A religião como fermento. E o exemplo de Karbala.


Joycemar Tejo
editor do blog
20/07/2023
(no Facebook, aqui)

Dentro da minha militância comunista nunca abri mão do diálogo religioso. Muitos marxistas ortodoxos ficavam de cabelo em pé; "ópio do povo" e pipipi popopó. Para mim isso sempre foi uma leitura rasa e reducionista do próprio texto de onde o trecho foi pinçado (a "Introdução à 'Crítica da Filosofia do Direito de Hegel'") e, como quer que seja, não tenho problema nenhum em aceitar o meu marxismo como heterodoxo, ou mesmo como um simples filomarxismo, caso se entenda que o ateísmo é componente essencial da ferramenta marxiana.

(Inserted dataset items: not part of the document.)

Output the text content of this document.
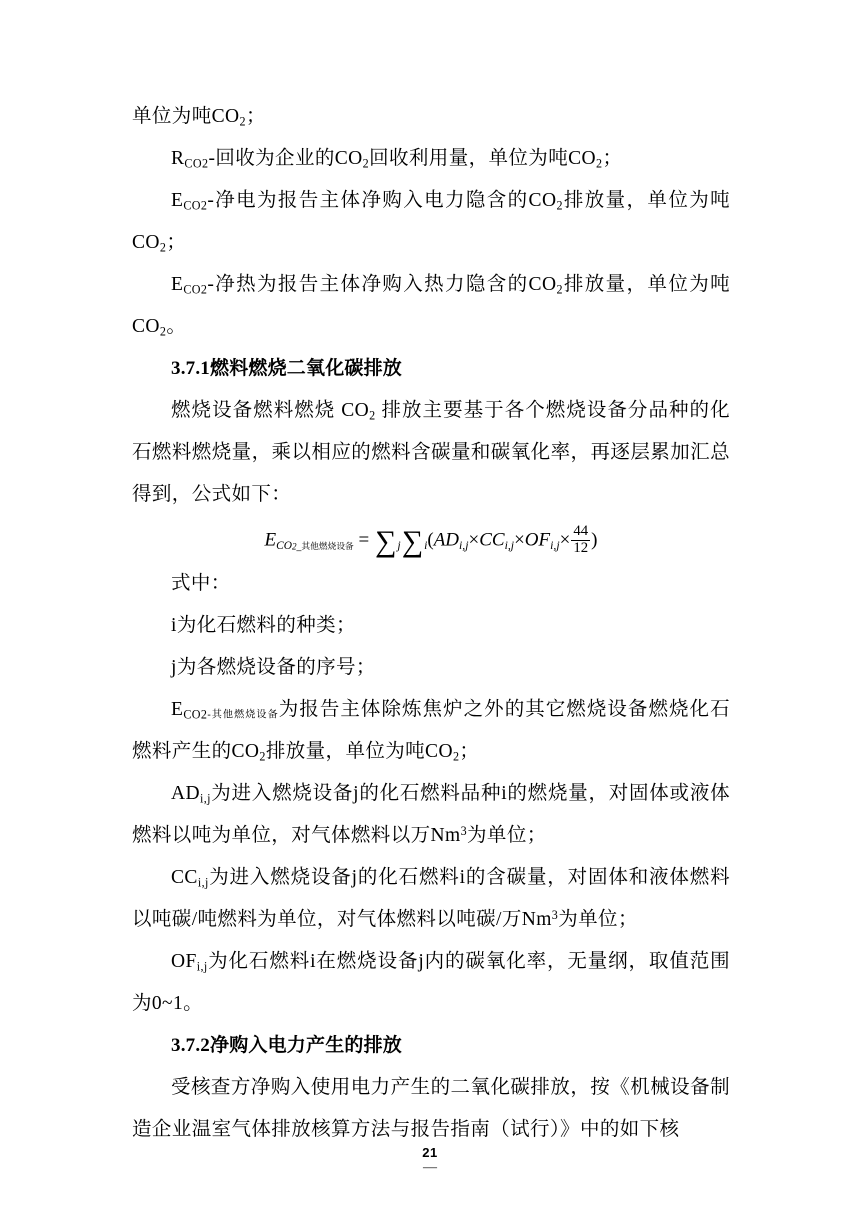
单位为吨$CO_2$；

$R_{CO2}-$回收为企业的$CO_2$回收利用量，单位为吨$CO_2$；

$E_{CO2}-$净电为报告主体净购入电力隐含的$CO_2$排放量，单位为吨$CO_2$；

$E_{CO2}-$净热为报告主体净购入热力隐含的$CO_2$排放量，单位为吨$CO_2$。

3.7.1燃料燃烧二氧化碳排放

燃烧设备燃料燃烧 $CO_2$ 排放主要基于各个燃烧设备分品种的化石燃料燃烧量，乘以相应的燃料含碳量和碳氧化率，再逐层累加汇总得到，公式如下：

$ECO_2\_$其他燃烧设备 = $\sum j\sum i(ADi,j\times CCi,j\times OFi,j\times \frac{44}{12}$ )

式中：

i为化石燃料的种类；

j为各燃烧设备的序号；

$E_{CO2}-$其他燃烧设备为报告主体除炼焦炉之外的其它燃烧设备燃烧化石燃料产生的$CO_2$排放量，单位为吨$CO_2$；

$AD_{i,j}$为进入燃烧设备j的化石燃料品种i的燃烧量，对固体或液体燃料以吨为单位，对气体燃料以万Nm$^3$为单位；

$CC_{i,j}$为进入燃烧设备j的化石燃料i的含碳量，对固体和液体燃料以吨碳/吨燃料为单位，对气体燃料以吨碳/万Nm$^3$为单位；

$OF_{i,j}$为化石燃料i在燃烧设备j内的碳氧化率，无量纲，取值范围为0~1。

3.7.2净购入电力产生的排放

受核查方净购入使用电力产生的二氧化碳排放，按《机械设备制造企业温室气体排放核算方法与报告指南（试行）》中的如下核

21
—
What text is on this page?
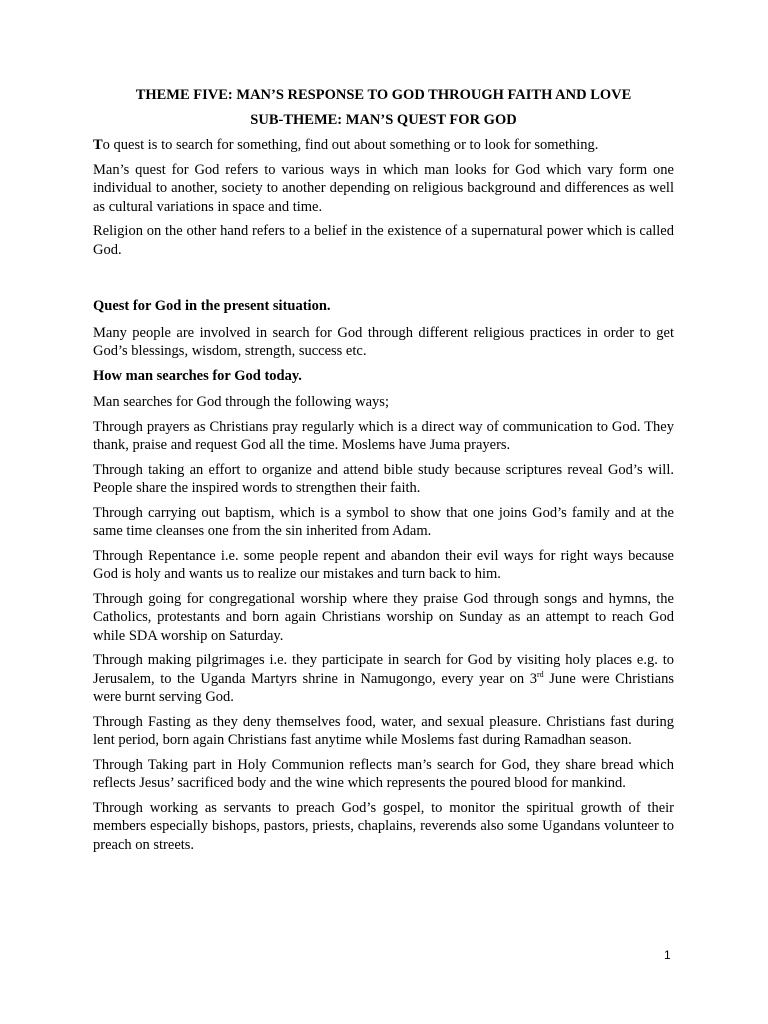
THEME FIVE: MAN’S RESPONSE TO GOD THROUGH FAITH AND LOVE
SUB-THEME: MAN’S QUEST FOR GOD

To quest is to search for something, find out about something or to look for something.

Man’s quest for God refers to various ways in which man looks for God which vary form one individual to another, society to another depending on religious background and differences as well as cultural variations in space and time.

Religion on the other hand refers to a belief in the existence of a supernatural power which is called God.

Quest for God in the present situation.

Many people are involved in search for God through different religious practices in order to get God’s blessings, wisdom, strength, success etc.

How man searches for God today.

Man searches for God through the following ways;

Through prayers as Christians pray regularly which is a direct way of communication to God. They thank, praise and request God all the time. Moslems have Juma prayers.

Through taking an effort to organize and attend bible study because scriptures reveal God’s will. People share the inspired words to strengthen their faith.

Through carrying out baptism, which is a symbol to show that one joins God’s family and at the same time cleanses one from the sin inherited from Adam.

Through Repentance i.e. some people repent and abandon their evil ways for right ways because God is holy and wants us to realize our mistakes and turn back to him.

Through going for congregational worship where they praise God through songs and hymns, the Catholics, protestants and born again Christians worship on Sunday as an attempt to reach God while SDA worship on Saturday.

Through making pilgrimages i.e. they participate in search for God by visiting holy places e.g. to Jerusalem, to the Uganda Martyrs shrine in Namugongo, every year on 3rd June were Christians were burnt serving God.

Through Fasting as they deny themselves food, water, and sexual pleasure. Christians fast during lent period, born again Christians fast anytime while Moslems fast during Ramadhan season.

Through Taking part in Holy Communion reflects man’s search for God, they share bread which reflects Jesus’ sacrificed body and the wine which represents the poured blood for mankind.

Through working as servants to preach God’s gospel, to monitor the spiritual growth of their members especially bishops, pastors, priests, chaplains, reverends also some Ugandans volunteer to preach on streets.

1
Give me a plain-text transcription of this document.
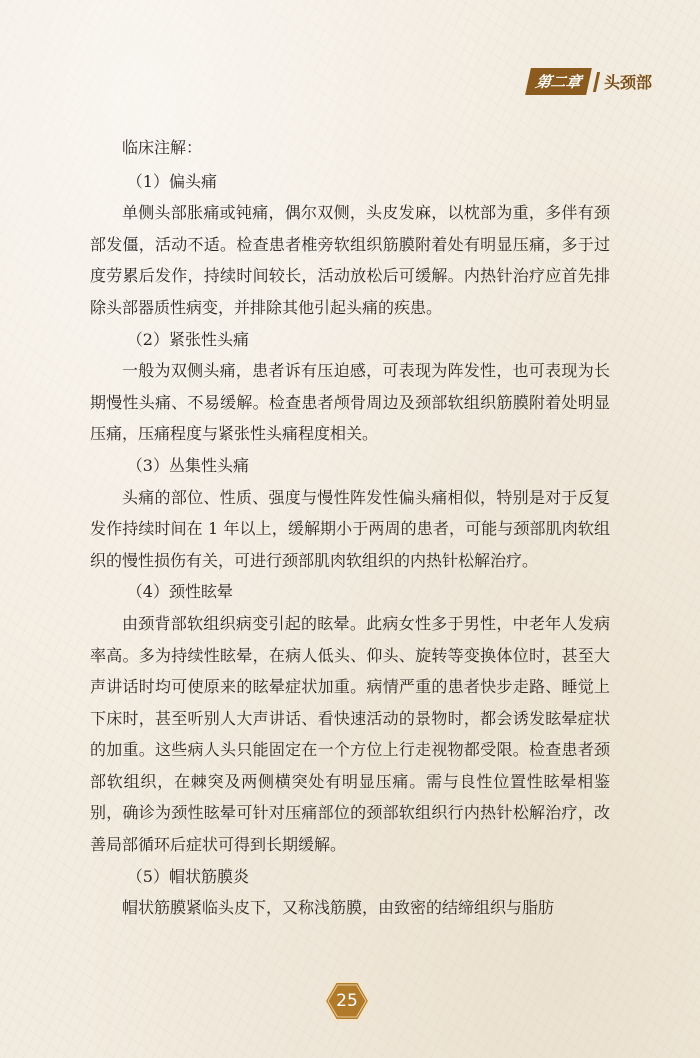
第二章	头颈部

临床注解：

（1）偏头痛

单侧头部胀痛或钝痛，偶尔双侧，头皮发麻，以枕部为重，多伴有颈部发僵，活动不适。检查患者椎旁软组织筋膜附着处有明显压痛，多于过度劳累后发作，持续时间较长，活动放松后可缓解。内热针治疗应首先排除头部器质性病变，并排除其他引起头痛的疾患。

（2）紧张性头痛

一般为双侧头痛，患者诉有压迫感，可表现为阵发性，也可表现为长期慢性头痛、不易缓解。检查患者颅骨周边及颈部软组织筋膜附着处明显压痛，压痛程度与紧张性头痛程度相关。

（3）丛集性头痛

头痛的部位、性质、强度与慢性阵发性偏头痛相似，特别是对于反复发作持续时间在 1 年以上，缓解期小于两周的患者，可能与颈部肌肉软组织的慢性损伤有关，可进行颈部肌肉软组织的内热针松解治疗。

（4）颈性眩晕

由颈背部软组织病变引起的眩晕。此病女性多于男性，中老年人发病率高。多为持续性眩晕，在病人低头、仰头、旋转等变换体位时，甚至大声讲话时均可使原来的眩晕症状加重。病情严重的患者快步走路、睡觉上下床时，甚至听别人大声讲话、看快速活动的景物时，都会诱发眩晕症状的加重。这些病人头只能固定在一个方位上行走视物都受限。检查患者颈部软组织，在棘突及两侧横突处有明显压痛。需与良性位置性眩晕相鉴别，确诊为颈性眩晕可针对压痛部位的颈部软组织行内热针松解治疗，改善局部循环后症状可得到长期缓解。

（5）帽状筋膜炎

帽状筋膜紧临头皮下，又称浅筋膜，由致密的结缔组织与脂肪

25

O fato objetivo é que religião, se é ópio, também pode ser fermento, como diz Garaudy. A história está repleta de levantes e movimentos de caráter religioso que combateram o status quo e travaram o bom combate da luta de classes. John Ball (1338-1381), o "padre doido de Kent", por exemplo, atacava a riqueza da Igreja, contestava a propriedade de terra - nos tempos de Adão e Eva não havia título possessório, afinal - e pregava que os homens foram criados iguais, sendo a desigualdade e a escravidão obra dos opressores. Seu levante camponês foi brutalmente reprimido, e o padre condenado à execução - enforcado e esquartejado - na presença de Ricardo II. Quem poderá dizer, sem cometer um insulto ou infâmia, que tal cristianismo radical é mero "ópio"? Séculos depois tivemos a Teologia da Libertação, sobre a qual Luigi Bordin disse querer estar igualmente "ao lado de Cristo, ao lado de Marx". E que falar das pajelanças, quimbandas e todas as expressões dos povos indígena e preto em sua resistência espiritual contra os colonizadores e escravagistas? Novamente: "ópio"? Ó bolchevicada, não sejam levianos.

E o exemplo que me anima neste exato momento, a pungente história do imam Hussein ibn Ali ibn Abu Talib, um conto de Mil & Uma Noites de sangue, areia, fogo e sede. Ninguém menos que o neto do Profeta, a paz e bençãos de Deus estejam sobre ele, mas que, nada obstante a nobre linhagem, teve filhos assassinados e acorrentados. O próprio imam foi assassinado e teve a cabeça decepada exposta nos bazares de Damasco. O agente de tais atrocidades foi o Califado, já então uma instituição tirânica e degenerada.

O levante do imam Hussein, martirizado com seus seguidores no Dia de Ashura, o 10 de Muharram do ano de 680, nas sagradas terras de Karbala no atual Iraque, tem sido considerado um símbolo de resistência contra as opressões. Enfrentar a tirania é um mandado divino, disse o imam; novamente, só tolos enxergariam mero "ópio" nesse impulso radical por emancipação e transformação social.

Como adentramos o mês de Muhararram deste 1445 anno Hegirae, eu gostaria de, singelamente, como tenho tentado fazer todo ano, registrar meu tributo ao imam. Os tiranos ainda estão lá fora, mais do que nunca os levantes - reais ou figurados - são necessários. 

A imagem - via Pinterest, autor desconhecido - retrata a morte de Ali al-Akbar, o filho mais velho* do imam, na Batalha de Karbala. 

(*Conforme a fonte. Há quem diga que o primogênito era Ali ibn Hussein "Zayn al-Abidin" [Joia dos devotos] al-Sajjad, que daria sequência ao imamato).